Mr Judt concludes that “Israel’s future is bleak”, for it is “…on the vulnerable periphery of someone else’s empire…” The time has come, he says, for Israel to conduct a serious “…reappraisal of every illusion under which the country and its elite have nestled.” It must “…acknowledge that it no longer has any special claim on international sympathy or indulgence; that the US will not always be there; that colonies are always doomed unless you are willing to expel or exterminate the indigenous population.” The point is not whether this scenario confronts Israel as an immediate prospect. What is really significant is that this issue is being aired openly by sections of the ruling class in the US and its leading intellects involved in the foreign policy debate being conducted in Washington.

Demoralisation and despair at home

Within Israel itself, there is a significant minority who can no longer go along with the brutality of the Israeli state and the lies to cover up this brutality. Following the massacre of the Ghalia family on a Gaza beach, the Israeli media displayed large photos of its aftermath, with numerous editorials calling for a change of policy, an end to the shelling of Gaza and renewed efforts at negotiating with the Palestinians. David Grossman, a prominent Israeli novelist, wrote in the newspaper Maariv: “The image of the girl on the Gaza beach, whose life was torn to shreds before our very eyes, should pull us out of the hypnotic coma we have been in for years,” adding that the Israeli army “with the fixed movements of a heavy piston”, has been pounding the Palestinians “and ultimately pummelling them deeper into their humiliation and rage and desire for revenge.” He went on to urge Ehud Olmert to talk to the Palestinians, saying that “The disgrace on the Gaza beach is a defeat in a campaign that is far more important than the exchange of blows with the Palestinians – the campaign for our image as a people and as human beings” (quoted in the New York Times of 12 June 2006).

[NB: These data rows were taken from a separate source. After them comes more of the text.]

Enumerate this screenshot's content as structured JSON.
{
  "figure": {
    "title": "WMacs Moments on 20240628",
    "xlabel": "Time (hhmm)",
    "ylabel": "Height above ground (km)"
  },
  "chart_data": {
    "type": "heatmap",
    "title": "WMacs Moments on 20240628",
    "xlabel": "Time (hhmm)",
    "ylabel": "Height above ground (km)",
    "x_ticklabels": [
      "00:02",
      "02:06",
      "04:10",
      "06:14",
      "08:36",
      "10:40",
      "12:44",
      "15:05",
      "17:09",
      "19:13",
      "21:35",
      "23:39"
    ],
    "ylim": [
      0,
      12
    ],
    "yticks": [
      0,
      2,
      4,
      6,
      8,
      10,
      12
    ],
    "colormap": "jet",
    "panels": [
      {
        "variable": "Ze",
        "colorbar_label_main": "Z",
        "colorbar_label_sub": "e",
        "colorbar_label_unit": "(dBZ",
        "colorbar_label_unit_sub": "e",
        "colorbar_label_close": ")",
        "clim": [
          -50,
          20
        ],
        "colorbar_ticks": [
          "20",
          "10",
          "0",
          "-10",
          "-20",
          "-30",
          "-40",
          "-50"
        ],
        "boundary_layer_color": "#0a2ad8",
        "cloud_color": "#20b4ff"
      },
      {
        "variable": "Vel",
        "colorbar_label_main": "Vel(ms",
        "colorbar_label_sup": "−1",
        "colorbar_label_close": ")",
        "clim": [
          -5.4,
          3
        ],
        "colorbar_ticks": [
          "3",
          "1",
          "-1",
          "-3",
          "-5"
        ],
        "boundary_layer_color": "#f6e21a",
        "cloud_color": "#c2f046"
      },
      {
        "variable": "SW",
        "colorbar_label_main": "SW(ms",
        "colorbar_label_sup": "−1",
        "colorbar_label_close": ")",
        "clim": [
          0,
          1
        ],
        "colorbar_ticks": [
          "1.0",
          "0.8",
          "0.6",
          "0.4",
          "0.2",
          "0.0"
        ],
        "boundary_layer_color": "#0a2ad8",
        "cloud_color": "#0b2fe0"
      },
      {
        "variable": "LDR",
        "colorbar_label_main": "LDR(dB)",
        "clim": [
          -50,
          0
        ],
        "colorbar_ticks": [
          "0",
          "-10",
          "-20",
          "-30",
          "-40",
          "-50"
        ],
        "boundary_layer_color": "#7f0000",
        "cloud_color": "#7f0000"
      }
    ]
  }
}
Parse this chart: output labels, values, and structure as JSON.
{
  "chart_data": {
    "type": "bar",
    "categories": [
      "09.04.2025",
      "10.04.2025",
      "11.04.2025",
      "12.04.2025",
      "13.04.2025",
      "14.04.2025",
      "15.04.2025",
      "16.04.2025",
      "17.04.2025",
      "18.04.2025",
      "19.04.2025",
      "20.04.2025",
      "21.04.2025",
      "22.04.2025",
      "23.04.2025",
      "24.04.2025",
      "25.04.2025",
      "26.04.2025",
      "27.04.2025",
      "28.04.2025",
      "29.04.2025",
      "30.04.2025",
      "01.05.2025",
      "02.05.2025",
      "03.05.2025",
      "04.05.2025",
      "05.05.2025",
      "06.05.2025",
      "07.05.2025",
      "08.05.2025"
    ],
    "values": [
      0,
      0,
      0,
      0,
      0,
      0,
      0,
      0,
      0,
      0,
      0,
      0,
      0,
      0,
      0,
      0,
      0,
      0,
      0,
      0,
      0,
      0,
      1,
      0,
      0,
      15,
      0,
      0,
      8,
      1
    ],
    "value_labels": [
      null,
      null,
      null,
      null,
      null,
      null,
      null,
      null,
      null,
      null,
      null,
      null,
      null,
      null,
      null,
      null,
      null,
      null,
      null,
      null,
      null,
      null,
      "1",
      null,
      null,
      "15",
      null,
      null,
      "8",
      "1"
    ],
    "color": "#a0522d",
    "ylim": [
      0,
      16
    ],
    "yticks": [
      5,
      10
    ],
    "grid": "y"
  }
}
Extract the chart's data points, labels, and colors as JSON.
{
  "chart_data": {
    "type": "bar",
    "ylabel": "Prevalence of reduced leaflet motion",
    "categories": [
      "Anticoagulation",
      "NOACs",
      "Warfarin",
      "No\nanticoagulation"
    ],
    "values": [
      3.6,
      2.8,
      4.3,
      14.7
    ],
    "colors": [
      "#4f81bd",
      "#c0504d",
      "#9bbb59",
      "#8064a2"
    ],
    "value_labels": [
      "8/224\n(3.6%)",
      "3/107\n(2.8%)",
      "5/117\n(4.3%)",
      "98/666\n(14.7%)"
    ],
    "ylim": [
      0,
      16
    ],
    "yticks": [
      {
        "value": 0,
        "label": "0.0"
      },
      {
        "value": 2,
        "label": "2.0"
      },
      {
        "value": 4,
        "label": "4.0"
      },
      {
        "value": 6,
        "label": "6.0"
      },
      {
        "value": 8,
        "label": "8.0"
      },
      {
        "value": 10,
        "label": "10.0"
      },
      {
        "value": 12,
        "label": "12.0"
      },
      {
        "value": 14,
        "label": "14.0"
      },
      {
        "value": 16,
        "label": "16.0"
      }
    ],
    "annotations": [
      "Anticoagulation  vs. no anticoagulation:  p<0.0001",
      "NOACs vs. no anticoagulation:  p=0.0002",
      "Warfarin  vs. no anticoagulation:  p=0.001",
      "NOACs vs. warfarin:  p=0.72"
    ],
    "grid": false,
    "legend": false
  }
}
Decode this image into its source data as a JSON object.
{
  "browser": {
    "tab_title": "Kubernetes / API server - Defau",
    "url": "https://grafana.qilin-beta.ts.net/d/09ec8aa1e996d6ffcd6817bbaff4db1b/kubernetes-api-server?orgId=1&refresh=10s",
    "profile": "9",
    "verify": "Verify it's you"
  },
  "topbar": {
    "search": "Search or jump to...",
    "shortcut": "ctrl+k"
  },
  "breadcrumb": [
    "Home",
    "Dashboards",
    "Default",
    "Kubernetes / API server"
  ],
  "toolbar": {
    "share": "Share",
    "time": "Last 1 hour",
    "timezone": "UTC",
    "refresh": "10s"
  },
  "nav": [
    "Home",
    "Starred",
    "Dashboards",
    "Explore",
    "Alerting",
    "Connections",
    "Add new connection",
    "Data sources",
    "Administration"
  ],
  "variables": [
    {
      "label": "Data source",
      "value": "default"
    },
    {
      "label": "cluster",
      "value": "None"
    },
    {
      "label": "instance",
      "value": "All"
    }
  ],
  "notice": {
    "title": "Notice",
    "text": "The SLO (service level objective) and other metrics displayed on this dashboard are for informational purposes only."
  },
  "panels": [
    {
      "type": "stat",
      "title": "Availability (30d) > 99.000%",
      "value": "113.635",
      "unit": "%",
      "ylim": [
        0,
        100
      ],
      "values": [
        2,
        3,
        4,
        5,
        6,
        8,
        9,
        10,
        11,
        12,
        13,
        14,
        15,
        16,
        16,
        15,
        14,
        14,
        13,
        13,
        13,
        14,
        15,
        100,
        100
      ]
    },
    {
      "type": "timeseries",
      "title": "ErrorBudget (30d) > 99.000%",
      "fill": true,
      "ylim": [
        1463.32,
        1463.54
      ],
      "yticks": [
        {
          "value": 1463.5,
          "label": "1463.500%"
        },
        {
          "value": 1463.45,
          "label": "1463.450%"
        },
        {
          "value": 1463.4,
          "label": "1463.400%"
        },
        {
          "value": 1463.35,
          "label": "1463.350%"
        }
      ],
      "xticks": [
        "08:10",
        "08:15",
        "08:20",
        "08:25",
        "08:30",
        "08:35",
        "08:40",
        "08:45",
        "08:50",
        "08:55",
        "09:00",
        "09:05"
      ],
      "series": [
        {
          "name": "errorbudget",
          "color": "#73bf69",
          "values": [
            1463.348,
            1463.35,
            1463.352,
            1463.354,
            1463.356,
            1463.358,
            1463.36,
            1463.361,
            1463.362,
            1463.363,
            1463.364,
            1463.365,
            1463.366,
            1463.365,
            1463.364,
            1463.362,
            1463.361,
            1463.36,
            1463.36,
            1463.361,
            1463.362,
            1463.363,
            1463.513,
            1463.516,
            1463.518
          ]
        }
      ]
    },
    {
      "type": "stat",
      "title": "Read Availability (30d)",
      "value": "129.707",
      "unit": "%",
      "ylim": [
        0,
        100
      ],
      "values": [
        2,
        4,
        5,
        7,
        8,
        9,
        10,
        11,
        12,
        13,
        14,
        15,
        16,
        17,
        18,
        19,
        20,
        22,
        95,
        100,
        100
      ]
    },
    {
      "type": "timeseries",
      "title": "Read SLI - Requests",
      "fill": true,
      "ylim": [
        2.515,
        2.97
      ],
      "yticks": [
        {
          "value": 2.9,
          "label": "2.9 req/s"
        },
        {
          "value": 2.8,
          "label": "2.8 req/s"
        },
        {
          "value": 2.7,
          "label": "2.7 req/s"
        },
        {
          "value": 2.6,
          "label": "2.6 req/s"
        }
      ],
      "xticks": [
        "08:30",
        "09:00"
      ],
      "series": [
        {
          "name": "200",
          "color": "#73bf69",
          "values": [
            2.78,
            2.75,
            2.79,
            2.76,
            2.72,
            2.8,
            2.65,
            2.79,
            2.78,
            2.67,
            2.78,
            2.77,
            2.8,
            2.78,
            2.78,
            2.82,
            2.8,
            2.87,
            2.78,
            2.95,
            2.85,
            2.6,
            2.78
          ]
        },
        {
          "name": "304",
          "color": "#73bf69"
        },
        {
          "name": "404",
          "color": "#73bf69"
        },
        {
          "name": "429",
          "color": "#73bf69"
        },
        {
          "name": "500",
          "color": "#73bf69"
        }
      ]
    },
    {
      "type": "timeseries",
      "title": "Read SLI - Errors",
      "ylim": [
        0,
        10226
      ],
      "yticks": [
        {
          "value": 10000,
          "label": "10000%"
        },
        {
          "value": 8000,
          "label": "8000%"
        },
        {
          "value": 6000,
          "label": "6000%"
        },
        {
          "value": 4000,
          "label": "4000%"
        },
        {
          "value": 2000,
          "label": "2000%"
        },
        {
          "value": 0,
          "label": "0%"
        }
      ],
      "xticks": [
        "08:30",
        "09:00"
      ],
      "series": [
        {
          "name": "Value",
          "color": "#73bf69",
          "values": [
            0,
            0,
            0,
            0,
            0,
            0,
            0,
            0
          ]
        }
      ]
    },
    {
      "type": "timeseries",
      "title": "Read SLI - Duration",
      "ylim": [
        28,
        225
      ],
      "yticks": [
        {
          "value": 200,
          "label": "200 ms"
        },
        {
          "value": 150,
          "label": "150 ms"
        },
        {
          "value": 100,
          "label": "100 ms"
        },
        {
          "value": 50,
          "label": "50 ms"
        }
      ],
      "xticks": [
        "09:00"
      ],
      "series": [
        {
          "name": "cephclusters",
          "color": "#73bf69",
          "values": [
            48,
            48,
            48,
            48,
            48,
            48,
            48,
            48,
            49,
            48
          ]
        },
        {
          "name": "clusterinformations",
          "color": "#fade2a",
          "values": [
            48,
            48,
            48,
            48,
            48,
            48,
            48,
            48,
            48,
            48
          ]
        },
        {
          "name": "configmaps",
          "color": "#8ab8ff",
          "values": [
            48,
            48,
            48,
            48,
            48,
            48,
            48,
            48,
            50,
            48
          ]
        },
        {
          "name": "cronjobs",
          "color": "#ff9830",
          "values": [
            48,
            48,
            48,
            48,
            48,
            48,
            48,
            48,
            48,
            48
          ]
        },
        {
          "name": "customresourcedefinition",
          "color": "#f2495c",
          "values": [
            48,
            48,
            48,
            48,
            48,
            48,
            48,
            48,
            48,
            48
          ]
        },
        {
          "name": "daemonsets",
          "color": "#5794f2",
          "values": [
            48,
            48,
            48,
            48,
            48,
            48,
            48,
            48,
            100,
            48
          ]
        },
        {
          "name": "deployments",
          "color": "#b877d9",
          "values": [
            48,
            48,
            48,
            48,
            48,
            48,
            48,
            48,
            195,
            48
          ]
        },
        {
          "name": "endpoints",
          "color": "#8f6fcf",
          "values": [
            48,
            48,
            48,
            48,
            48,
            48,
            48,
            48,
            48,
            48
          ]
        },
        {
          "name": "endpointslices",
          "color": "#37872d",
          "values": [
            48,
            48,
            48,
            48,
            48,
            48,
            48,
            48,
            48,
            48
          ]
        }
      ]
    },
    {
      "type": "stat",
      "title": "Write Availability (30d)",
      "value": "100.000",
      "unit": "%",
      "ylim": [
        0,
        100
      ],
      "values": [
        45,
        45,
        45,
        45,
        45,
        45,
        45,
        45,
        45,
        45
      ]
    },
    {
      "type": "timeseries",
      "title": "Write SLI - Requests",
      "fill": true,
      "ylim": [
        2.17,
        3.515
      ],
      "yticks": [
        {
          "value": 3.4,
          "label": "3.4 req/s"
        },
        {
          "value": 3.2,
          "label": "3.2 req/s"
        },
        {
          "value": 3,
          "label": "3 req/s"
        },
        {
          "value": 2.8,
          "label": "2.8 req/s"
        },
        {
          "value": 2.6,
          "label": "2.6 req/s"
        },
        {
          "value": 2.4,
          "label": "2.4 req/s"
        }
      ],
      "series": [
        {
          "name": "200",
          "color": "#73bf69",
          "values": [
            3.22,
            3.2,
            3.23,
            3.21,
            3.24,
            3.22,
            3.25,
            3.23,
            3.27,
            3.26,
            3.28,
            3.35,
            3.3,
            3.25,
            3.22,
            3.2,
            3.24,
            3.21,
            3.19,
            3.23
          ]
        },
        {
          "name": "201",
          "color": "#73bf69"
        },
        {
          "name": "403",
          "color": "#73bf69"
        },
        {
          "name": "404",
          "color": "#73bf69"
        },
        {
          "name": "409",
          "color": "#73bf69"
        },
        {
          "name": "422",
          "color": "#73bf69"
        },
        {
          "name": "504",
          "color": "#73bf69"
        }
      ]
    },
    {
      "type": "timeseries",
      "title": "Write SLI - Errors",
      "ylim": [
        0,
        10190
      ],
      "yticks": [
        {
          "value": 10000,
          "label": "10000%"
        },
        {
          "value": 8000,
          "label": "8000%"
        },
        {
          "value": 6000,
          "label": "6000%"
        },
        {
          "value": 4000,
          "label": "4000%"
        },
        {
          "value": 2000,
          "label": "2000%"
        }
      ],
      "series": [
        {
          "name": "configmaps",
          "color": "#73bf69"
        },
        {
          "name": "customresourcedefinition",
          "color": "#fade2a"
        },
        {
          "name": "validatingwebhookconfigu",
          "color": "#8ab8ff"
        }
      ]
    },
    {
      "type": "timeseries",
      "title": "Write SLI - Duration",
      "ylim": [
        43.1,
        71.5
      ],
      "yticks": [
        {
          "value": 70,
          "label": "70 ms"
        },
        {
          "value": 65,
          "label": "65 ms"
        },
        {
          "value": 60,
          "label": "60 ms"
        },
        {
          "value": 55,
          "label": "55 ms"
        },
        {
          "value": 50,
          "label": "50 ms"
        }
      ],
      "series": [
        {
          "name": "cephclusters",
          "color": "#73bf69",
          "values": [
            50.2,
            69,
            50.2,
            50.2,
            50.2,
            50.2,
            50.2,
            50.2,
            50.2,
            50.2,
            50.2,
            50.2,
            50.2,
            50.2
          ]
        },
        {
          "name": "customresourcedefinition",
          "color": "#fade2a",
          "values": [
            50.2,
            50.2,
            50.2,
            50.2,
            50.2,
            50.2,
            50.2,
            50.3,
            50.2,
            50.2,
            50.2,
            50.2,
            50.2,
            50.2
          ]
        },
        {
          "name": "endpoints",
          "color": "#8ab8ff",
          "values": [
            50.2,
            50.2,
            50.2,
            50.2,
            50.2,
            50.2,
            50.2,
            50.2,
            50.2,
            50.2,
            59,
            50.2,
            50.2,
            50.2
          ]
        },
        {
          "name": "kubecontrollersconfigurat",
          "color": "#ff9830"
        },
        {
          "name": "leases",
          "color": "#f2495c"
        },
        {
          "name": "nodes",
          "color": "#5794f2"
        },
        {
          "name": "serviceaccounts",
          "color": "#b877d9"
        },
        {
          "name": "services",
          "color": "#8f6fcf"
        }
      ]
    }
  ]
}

Even Olmert’s own daughter Dana, a progressive academic, participated in a demonstration against the 9 June massacre on the Gaza beach. Several hundred demonstrators marched on the night of Saturday 10 June to the Tel Aviv home of Dan Halutz, Israel’s chief of staff, accusing the army of “war crimes”.

At the diplomatic level too, the Israelis have failed dismally to isolate the Hamas government. Russia and China, both prominent members of the UN Security Council, have invited Hamas delegations to their capitals. Both Moscow and Beijing have ignored the Israeli and western criticism – simply saying that they recognise the Palestinian people’s democratic choice.

On the path to destruction

Thus, it is clear that for all the armed might of the Israeli state, for all the backing it receives from the most powerful imperialist countries and their media, the Zionists are losing the battle for the hearts and minds of humanity at large, while being unable to crush the resistance of the Palestinian people against occupation and their struggle for national liberation The Zionists had a golden chance to negotiate a two-state solution which they have blown well and truly. That being the case, the Palestinian people are bound increasingly to fight for a single secular state of Palestinian for Jews and Arabs. By their actions – stupid and brutal in equal measure – the Zionists have thus not only given up the dream of Eretz Israel but also, it would appear, the dream of a purely Jewish state in Palestine. One cannot fail to have a sneaking admiration for their anti-Zionist achievement.